For real hardware RAID, the CPU won't see anything differently from if it were writing to a normal drive. That's part of the point of a hardware RAID implementation, nothing changes upstream of the RAID controller (except possibly the drivers). As such, unless the drivers for the RAID adapter are really terrible, you won't see any CPU related performance differences.
For software RAID, the CPU is of course involved, but unless you're dealing with RAID4/5/6, the stuff being done by the CPU is so trivial that it really doesn't matter most of the time (in fact, the filesystem and the low-level I/O scheduling that are present even without RAID are a pretty large order of magnitude more complex than any of he calculations that need to be done for RAID1/RAID0/RAID10).

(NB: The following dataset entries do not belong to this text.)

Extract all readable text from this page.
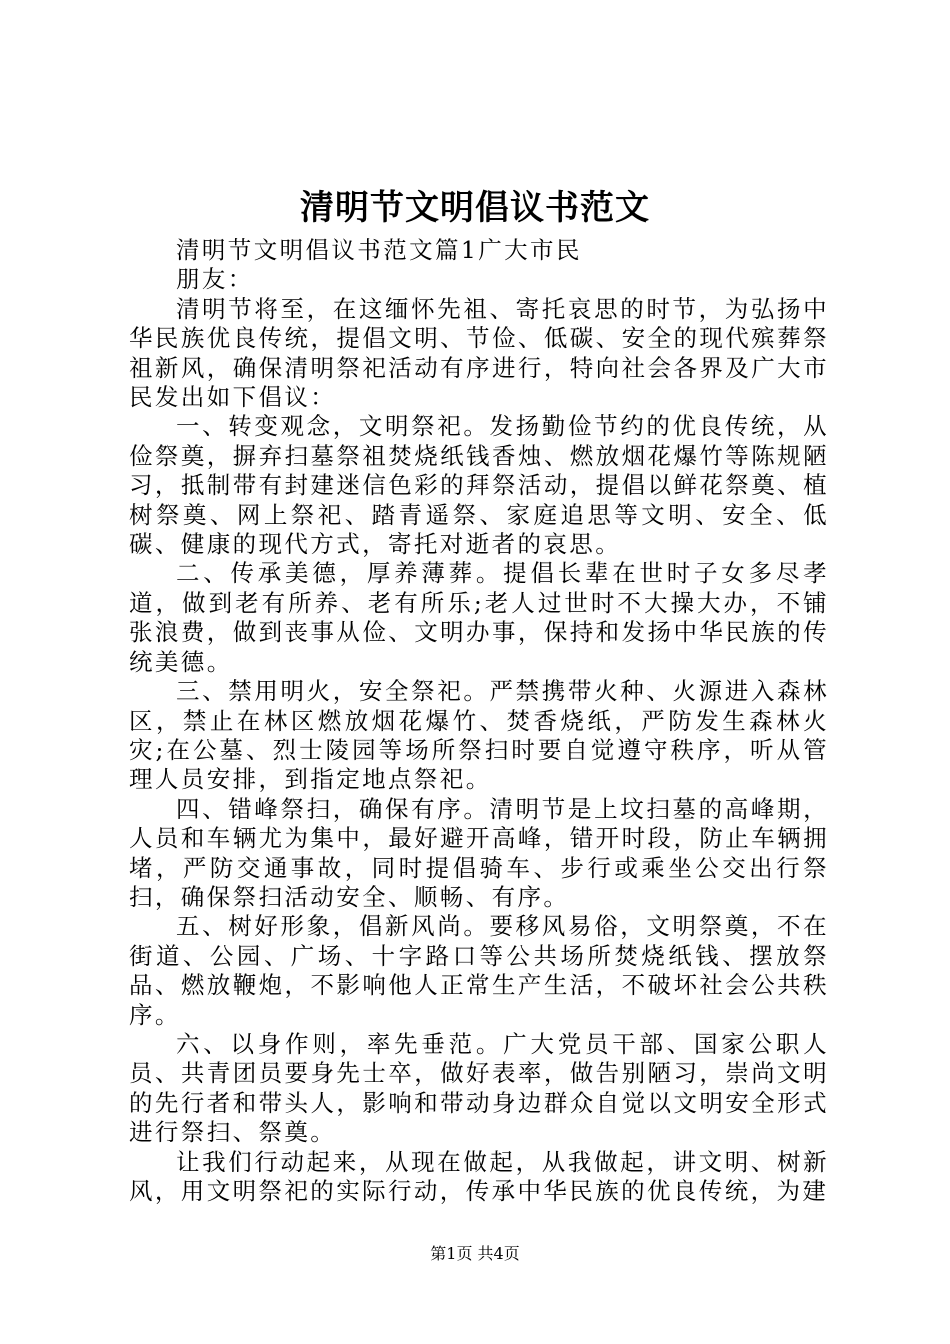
清明节文明倡议书范文

清明节文明倡议书范文篇1广大市民

朋友：

清明节将至，在这缅怀先祖、寄托哀思的时节，为弘扬中华民族优良传统，提倡文明、节俭、低碳、安全的现代殡葬祭祖新风，确保清明祭祀活动有序进行，特向社会各界及广大市民发出如下倡议：

一、转变观念，文明祭祀。发扬勤俭节约的优良传统，从俭祭奠，摒弃扫墓祭祖焚烧纸钱香烛、燃放烟花爆竹等陈规陋习，抵制带有封建迷信色彩的拜祭活动，提倡以鲜花祭奠、植树祭奠、网上祭祀、踏青遥祭、家庭追思等文明、安全、低碳、健康的现代方式，寄托对逝者的哀思。

二、传承美德，厚养薄葬。提倡长辈在世时子女多尽孝道，做到老有所养、老有所乐;老人过世时不大操大办，不铺张浪费，做到丧事从俭、文明办事，保持和发扬中华民族的传统美德。

三、禁用明火，安全祭祀。严禁携带火种、火源进入森林区，禁止在林区燃放烟花爆竹、焚香烧纸，严防发生森林火灾;在公墓、烈士陵园等场所祭扫时要自觉遵守秩序，听从管理人员安排，到指定地点祭祀。

四、错峰祭扫，确保有序。清明节是上坟扫墓的高峰期，人员和车辆尤为集中，最好避开高峰，错开时段，防止车辆拥堵，严防交通事故，同时提倡骑车、步行或乘坐公交出行祭扫，确保祭扫活动安全、顺畅、有序。

五、树好形象，倡新风尚。要移风易俗，文明祭奠，不在街道、公园、广场、十字路口等公共场所焚烧纸钱、摆放祭品、燃放鞭炮，不影响他人正常生产生活，不破坏社会公共秩序。

六、以身作则，率先垂范。广大党员干部、国家公职人员、共青团员要身先士卒，做好表率，做告别陋习，崇尚文明的先行者和带头人，影响和带动身边群众自觉以文明安全形式进行祭扫、祭奠。

让我们行动起来，从现在做起，从我做起，讲文明、树新风，用文明祭祀的实际行动，传承中华民族的优良传统，为建

第1页 共4页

For fake hardware RAID as is found in many desktop motherboard's BIOS implementations, it's hard to say without specifics about the exact implementation. Some of them have a dedicated processor that they do the RAID work on (albeit one which is usually not as efficient as a real hardware RAID implementation), others literally just define some configuration options and have the CPU do everything anyway.

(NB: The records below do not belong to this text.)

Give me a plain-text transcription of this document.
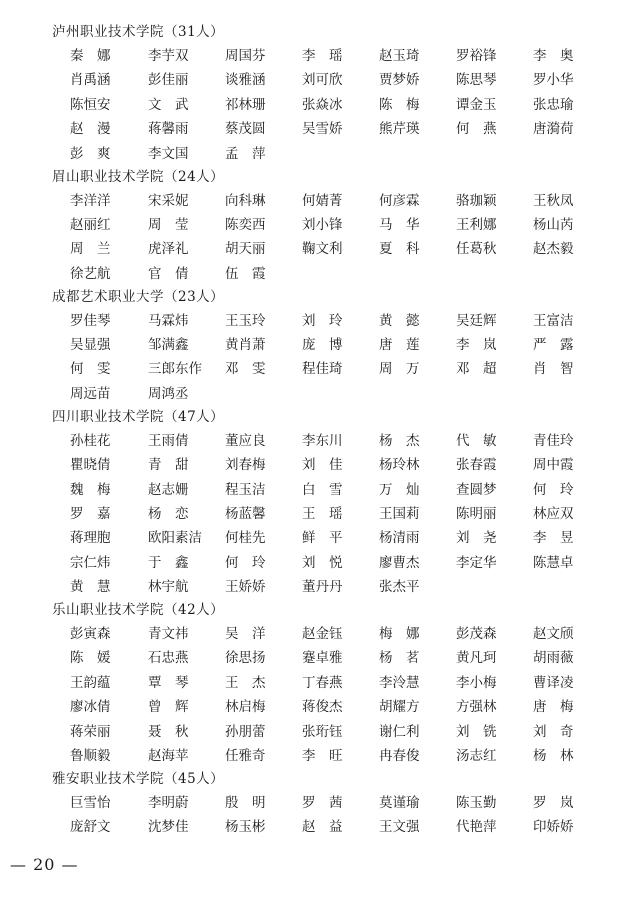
泸州职业技术学院（31人）
秦　娜	李芋双	周国芬	李　瑶	赵玉琦	罗裕锋	李　奥
肖禹涵	彭佳丽	谈雅涵	刘可欣	贾梦娇	陈思琴	罗小华
陈恒安	文　武	祁林珊	张焱冰	陈　梅	谭金玉	张忠瑜
赵　漫	蒋馨雨	蔡茂圆	吴雪娇	熊芹瑛	何　燕	唐漪荷
彭　爽	李文国	孟　萍
眉山职业技术学院（24人）
李洋洋	宋采妮	向科琳	何婧菁	何彦霖	骆珈颖	王秋凤
赵丽红	周　莹	陈奕西	刘小锋	马　华	王利娜	杨山芮
周　兰	虎泽礼	胡天丽	鞠文利	夏　科	任葛秋	赵杰毅
徐艺航	官　倩	伍　霞
成都艺术职业大学（23人）
罗佳琴	马霖炜	王玉玲	刘　玲	黄　懿	吴廷辉	王富洁
吴显强	邹满鑫	黄肖萧	庞　博	唐　莲	李　岚	严　露
何　雯	三郎东作	邓　雯	程佳琦	周　万	邓　超	肖　智
周远苗	周鸿丞
四川职业技术学院（47人）
孙桂花	王雨倩	董应良	李东川	杨　杰	代　敏	青佳玲
瞿晓倩	青　甜	刘春梅	刘　佳	杨玲林	张春霞	周中霞
魏　梅	赵志姗	程玉洁	白　雪	万　灿	查圆梦	何　玲
罗　嘉	杨　恋	杨蓝馨	王　瑶	王国莉	陈明丽	林应双
蒋理胞	欧阳素洁	何桂先	鲜　平	杨清雨	刘　尧	李　昱
宗仁炜	于　鑫	何　玲	刘　悦	廖曹杰	李定华	陈慧卓
黄　慧	林宇航	王娇娇	董丹丹	张杰平
乐山职业技术学院（42人）
彭寅森	青文祎	吴　洋	赵金钰	梅　娜	彭茂森	赵文颀
陈　媛	石忠燕	徐思扬	蹇卓雅	杨　茗	黄凡珂	胡雨薇
王韵蕴	覃　琴	王　杰	丁春燕	李泠慧	李小梅	曹译凌
廖冰倩	曾　辉	林启梅	蒋俊杰	胡耀方	方强林	唐　梅
蒋荣丽	聂　秋	孙朋蕾	张珩钰	谢仁利	刘　铣	刘　奇
鲁顺毅	赵海苹	任雅奇	李　旺	冉春俊	汤志红	杨　林
雅安职业技术学院（45人）
巨雪怡	李明蔚	殷　明	罗　茜	莫谨瑜	陈玉勤	罗　岚
庞舒文	沈梦佳	杨玉彬	赵　益	王文强	代艳萍	印娇娇
— 20 —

If it turns out that CPU loads are affected in a substantial way, what type of CPU features are better for RAIDs? (Core count, hertz, ect)
It depends on the exact implementation, and even on the exact CPU architecture (what matters for one implementation on ARM may not matter at all for the same implementation on x86). As a general rule though, you only really need to be picky about CPU specs for handling of RAID4/5/6, everything else really is so trivial that it just doesn't matter as long as you have a decent system. You also probably want to worry about memory performance for RAID4/5/6 too, because the parity calculations are actually reasonably memory intensive.
A slight aside:
Regarding the risk of losing data due to read errors (particularly a stark risk with RAID 0). Going above 0, we are able to hedge against failures at different levels. All of this I understand.
RAID is not there to save you from data loss (if you're not careful, it can actually increase the risk of data loss). That's what backups are for.